The engineer, 32-year-old Brandon Bostian of Queens, went to work with Amtrak as a conductor in 2006 after graduating from the University of Missouri-Columbia. He became an engineer in 2010.
Bostian’s attorney, Robert Goggin, told ABC that his client has “no explanation” for the crash and only remembers arriving at the crash site and calling 911 after the derailment. At least seven people were killed.
The engineer was treated for head and leg injuries and released from the hospital on Tuesday. He was taken to the Philadelphia Police Department and refused to speak with investigators. “I asked him if he had any medical issues,” Goggin said. “He said he had none. He’s on no medications. … He has no health issues to speak of and just has no explanation.”
“The television was on in the police district, and the constant count and recounting of the incident was being broadcast in his face all morning, and he was distraught.”
Nutter told CNN that “clearly, it was reckless in terms of the driving by the engineer.”
“There’s no way in the world a regional train should be doing 106 on a curve and one that is rated at 50 miles an hour. So, clearly, he was reckless and irresponsible in his actions. I don’t know what was going on with him. I don’t know what was going on in the cab. But there’s really no excuse that could be offered, literally, unless he had a heart attack. And he went to the hospital, we interviewed him, and he was released,” the mayor continued.
Nutter had heard a story that the train was delayed and the engineer may have been trying to make up for lost time.
“But, again, I mean, I mean, you almost have to be an idiot to — even if you are trying to make up time, to be doing 106 on a curve, as opposed to maybe on a straightaway. And so, I mean, that is not acceptable under any set of circumstances. I mean, look, let’s be reasonable,” he said. “People know from time to time a train might leave late. A plane might leave late. But you don’t do reckless things. You don’t endanger passengers by trying to make up time. I’m sure the seven people who lost their lives that we have confirmed, I’m sure they would not have minded being another 20, 25, 30 minutes late, as opposed to dying unnecessarily in a train wreck.”
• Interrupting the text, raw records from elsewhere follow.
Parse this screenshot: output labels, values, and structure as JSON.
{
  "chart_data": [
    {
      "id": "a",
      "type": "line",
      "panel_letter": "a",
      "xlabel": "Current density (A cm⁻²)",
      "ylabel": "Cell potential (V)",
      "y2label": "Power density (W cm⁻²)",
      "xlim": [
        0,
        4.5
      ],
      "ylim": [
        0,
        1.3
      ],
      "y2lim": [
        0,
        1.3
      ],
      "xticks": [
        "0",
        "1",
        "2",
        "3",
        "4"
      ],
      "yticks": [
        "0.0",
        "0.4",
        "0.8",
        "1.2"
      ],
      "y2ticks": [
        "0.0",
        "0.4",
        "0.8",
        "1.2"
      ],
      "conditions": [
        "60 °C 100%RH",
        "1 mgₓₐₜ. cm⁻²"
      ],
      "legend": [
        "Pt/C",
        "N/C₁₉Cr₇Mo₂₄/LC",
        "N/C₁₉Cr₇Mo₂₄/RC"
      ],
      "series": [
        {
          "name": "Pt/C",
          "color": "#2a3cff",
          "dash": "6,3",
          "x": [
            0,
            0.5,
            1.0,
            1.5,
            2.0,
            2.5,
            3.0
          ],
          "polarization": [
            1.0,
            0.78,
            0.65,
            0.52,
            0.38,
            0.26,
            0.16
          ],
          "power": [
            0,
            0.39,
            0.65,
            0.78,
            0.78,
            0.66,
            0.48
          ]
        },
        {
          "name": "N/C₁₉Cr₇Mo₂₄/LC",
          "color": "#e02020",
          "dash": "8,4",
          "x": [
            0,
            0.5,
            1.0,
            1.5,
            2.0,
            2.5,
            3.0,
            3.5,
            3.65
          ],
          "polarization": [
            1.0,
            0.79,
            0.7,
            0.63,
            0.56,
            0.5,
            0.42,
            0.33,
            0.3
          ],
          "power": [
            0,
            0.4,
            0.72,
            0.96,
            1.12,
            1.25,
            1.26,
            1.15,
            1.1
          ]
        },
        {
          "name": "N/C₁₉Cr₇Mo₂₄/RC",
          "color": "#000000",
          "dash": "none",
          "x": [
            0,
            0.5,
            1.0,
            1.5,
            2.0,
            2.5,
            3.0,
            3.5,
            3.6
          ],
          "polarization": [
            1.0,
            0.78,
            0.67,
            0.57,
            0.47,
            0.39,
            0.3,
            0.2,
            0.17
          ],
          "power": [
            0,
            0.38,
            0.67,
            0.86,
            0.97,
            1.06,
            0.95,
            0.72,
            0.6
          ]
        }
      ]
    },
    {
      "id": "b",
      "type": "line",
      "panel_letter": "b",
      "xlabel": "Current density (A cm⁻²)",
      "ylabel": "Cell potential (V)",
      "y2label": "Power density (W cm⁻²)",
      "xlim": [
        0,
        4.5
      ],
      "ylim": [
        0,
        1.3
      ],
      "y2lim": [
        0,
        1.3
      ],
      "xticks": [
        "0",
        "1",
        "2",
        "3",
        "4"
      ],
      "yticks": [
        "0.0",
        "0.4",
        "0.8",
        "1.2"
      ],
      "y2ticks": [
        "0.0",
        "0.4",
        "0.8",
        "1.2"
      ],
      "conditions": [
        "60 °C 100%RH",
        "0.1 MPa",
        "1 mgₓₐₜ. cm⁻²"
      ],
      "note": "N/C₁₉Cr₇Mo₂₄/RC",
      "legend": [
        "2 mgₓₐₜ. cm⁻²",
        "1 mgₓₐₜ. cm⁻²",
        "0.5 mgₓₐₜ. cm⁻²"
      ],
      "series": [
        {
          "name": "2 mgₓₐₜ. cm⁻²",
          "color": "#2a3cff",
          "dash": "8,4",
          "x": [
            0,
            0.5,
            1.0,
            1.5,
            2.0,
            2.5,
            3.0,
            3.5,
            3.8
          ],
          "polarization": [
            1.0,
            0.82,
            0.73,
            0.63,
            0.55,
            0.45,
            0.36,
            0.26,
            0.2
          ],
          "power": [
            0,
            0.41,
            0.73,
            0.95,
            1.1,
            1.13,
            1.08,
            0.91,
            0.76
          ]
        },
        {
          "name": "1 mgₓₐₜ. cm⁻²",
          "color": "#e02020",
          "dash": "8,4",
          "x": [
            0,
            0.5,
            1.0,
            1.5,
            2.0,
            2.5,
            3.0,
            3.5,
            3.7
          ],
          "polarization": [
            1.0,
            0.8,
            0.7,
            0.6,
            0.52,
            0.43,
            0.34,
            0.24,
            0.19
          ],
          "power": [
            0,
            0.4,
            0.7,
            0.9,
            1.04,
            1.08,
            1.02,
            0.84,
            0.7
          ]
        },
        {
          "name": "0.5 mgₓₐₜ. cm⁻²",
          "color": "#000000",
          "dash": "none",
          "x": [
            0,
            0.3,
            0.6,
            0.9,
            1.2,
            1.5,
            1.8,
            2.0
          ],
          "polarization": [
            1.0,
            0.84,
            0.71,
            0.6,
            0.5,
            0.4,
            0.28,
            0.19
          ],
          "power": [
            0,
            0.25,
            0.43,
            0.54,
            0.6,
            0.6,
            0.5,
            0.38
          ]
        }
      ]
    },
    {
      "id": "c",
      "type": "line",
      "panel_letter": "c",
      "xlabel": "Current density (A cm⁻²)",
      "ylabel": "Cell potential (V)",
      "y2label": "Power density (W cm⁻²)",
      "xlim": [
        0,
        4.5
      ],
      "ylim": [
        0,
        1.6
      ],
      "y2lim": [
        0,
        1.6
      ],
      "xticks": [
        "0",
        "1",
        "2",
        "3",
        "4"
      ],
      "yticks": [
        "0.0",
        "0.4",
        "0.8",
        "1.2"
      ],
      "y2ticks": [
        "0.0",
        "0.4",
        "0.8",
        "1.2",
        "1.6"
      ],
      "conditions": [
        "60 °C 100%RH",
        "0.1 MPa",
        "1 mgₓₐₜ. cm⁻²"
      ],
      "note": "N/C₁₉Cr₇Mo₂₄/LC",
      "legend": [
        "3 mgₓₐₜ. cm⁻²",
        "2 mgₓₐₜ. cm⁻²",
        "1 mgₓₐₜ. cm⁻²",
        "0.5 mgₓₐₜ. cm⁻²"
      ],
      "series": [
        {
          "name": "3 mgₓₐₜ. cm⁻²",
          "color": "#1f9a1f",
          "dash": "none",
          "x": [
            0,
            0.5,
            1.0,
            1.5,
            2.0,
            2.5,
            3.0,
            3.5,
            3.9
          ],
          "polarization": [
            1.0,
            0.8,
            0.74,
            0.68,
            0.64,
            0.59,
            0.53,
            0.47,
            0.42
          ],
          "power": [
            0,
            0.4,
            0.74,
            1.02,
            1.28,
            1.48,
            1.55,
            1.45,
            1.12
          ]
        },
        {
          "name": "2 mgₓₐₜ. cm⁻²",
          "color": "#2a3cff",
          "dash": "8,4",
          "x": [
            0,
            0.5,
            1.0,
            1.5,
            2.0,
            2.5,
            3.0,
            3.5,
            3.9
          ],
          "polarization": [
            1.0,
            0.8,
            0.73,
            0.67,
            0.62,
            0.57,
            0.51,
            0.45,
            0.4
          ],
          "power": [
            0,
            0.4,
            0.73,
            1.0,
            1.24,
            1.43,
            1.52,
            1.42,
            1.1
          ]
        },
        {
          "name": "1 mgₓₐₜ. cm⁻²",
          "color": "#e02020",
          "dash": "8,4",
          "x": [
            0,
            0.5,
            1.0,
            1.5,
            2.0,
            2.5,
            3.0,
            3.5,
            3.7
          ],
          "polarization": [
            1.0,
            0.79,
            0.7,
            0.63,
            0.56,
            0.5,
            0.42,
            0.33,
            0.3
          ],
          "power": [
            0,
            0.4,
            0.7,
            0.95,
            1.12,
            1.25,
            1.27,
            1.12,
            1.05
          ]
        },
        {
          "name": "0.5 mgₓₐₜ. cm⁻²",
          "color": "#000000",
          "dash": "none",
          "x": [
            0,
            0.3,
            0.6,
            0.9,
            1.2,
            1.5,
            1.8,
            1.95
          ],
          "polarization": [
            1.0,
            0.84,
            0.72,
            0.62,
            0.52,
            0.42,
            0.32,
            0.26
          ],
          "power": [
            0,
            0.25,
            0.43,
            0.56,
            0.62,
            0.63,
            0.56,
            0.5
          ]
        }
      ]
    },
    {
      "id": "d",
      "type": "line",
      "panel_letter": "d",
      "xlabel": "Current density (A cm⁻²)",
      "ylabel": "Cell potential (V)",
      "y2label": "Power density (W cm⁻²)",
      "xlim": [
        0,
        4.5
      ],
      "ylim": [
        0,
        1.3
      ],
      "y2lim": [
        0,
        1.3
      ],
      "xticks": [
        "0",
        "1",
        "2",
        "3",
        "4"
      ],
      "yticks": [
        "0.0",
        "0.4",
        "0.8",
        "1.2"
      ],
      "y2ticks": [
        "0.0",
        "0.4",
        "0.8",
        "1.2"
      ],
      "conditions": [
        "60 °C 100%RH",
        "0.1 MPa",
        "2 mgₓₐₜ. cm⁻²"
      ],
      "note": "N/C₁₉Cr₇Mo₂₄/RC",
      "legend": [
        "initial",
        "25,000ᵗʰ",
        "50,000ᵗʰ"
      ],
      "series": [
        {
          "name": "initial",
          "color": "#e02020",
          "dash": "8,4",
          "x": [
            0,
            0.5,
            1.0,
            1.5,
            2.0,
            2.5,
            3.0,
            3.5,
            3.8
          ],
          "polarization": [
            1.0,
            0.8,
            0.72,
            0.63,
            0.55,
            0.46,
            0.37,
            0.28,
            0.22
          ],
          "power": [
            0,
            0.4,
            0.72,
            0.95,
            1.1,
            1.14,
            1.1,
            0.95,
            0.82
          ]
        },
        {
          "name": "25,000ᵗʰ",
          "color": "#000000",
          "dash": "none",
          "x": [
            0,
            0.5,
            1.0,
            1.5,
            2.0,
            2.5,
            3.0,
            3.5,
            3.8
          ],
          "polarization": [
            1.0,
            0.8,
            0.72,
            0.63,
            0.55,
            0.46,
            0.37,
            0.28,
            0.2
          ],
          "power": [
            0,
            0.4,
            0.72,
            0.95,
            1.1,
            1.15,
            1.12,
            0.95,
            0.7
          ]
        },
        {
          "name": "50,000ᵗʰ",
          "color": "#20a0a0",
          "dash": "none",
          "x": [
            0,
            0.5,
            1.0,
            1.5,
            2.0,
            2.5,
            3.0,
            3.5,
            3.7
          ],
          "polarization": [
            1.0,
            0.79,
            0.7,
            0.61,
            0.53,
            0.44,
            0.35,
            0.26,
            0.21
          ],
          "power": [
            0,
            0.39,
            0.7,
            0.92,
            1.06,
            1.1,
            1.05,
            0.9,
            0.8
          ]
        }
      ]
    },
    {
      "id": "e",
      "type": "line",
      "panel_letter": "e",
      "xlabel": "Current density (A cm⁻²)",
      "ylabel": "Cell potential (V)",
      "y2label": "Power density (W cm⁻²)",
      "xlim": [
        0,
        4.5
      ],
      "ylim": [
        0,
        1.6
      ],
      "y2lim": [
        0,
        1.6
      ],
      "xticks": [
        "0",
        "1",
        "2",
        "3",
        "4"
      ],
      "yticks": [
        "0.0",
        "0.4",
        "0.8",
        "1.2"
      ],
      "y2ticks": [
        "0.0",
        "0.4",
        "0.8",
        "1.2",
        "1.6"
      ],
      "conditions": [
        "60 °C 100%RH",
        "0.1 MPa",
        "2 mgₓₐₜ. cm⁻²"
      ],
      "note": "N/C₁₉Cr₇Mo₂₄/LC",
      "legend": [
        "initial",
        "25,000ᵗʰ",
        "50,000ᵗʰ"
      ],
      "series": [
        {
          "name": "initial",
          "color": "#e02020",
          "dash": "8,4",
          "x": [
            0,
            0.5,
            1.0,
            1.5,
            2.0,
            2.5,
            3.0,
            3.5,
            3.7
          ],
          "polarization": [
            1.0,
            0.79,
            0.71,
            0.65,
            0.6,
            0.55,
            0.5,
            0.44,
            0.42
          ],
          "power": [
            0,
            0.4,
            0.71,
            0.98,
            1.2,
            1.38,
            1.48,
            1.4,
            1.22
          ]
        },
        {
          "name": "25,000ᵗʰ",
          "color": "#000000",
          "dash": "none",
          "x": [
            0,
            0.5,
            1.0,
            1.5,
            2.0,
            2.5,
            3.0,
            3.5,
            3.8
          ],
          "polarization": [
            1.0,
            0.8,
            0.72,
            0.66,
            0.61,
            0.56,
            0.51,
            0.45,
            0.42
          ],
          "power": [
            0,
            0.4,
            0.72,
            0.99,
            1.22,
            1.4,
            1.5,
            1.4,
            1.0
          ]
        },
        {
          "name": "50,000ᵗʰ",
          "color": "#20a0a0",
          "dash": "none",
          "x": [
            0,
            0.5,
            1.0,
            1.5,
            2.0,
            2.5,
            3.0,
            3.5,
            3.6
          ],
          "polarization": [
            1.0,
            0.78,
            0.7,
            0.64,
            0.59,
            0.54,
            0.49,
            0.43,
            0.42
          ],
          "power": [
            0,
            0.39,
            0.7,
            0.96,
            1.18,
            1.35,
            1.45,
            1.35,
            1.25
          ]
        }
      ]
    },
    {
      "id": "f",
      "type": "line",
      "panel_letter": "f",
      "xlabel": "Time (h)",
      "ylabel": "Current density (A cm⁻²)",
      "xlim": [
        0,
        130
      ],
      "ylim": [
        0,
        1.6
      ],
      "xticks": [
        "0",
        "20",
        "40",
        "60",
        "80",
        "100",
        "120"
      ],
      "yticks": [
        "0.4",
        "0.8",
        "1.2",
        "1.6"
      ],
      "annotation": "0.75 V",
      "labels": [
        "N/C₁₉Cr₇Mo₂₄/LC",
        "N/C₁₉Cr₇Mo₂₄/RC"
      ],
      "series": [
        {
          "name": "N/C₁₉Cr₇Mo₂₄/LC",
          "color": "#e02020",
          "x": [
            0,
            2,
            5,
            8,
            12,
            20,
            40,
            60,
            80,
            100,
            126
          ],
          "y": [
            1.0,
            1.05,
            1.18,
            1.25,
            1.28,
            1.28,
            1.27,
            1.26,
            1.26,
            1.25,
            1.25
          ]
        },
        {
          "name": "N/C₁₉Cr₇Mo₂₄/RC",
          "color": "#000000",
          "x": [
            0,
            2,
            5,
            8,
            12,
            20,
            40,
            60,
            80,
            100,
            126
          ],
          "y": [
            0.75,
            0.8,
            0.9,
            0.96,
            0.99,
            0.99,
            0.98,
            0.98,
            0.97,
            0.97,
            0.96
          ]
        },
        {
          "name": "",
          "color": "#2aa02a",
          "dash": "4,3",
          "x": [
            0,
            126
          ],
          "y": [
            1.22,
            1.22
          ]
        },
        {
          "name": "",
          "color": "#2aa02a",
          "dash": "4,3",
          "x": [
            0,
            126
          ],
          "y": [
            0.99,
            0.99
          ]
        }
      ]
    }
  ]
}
NTSB member Robert Sumwalt, interviewed directly after Nutter, accused the mayor of making inflammatory comments.
“You’re not going to hear the NTSB making comments like that,” he said. “We want to get the facts before we start making judgments.”
Sumwalt said they would interview Bostian after he’d had a chance to settle down a bit from his crash trauma.
“You have a lot of questions; we have a lot of questions,” Sumwalt said Wednesday evening. “We intend to answer many of those questions in the next 24 to 48 hours.”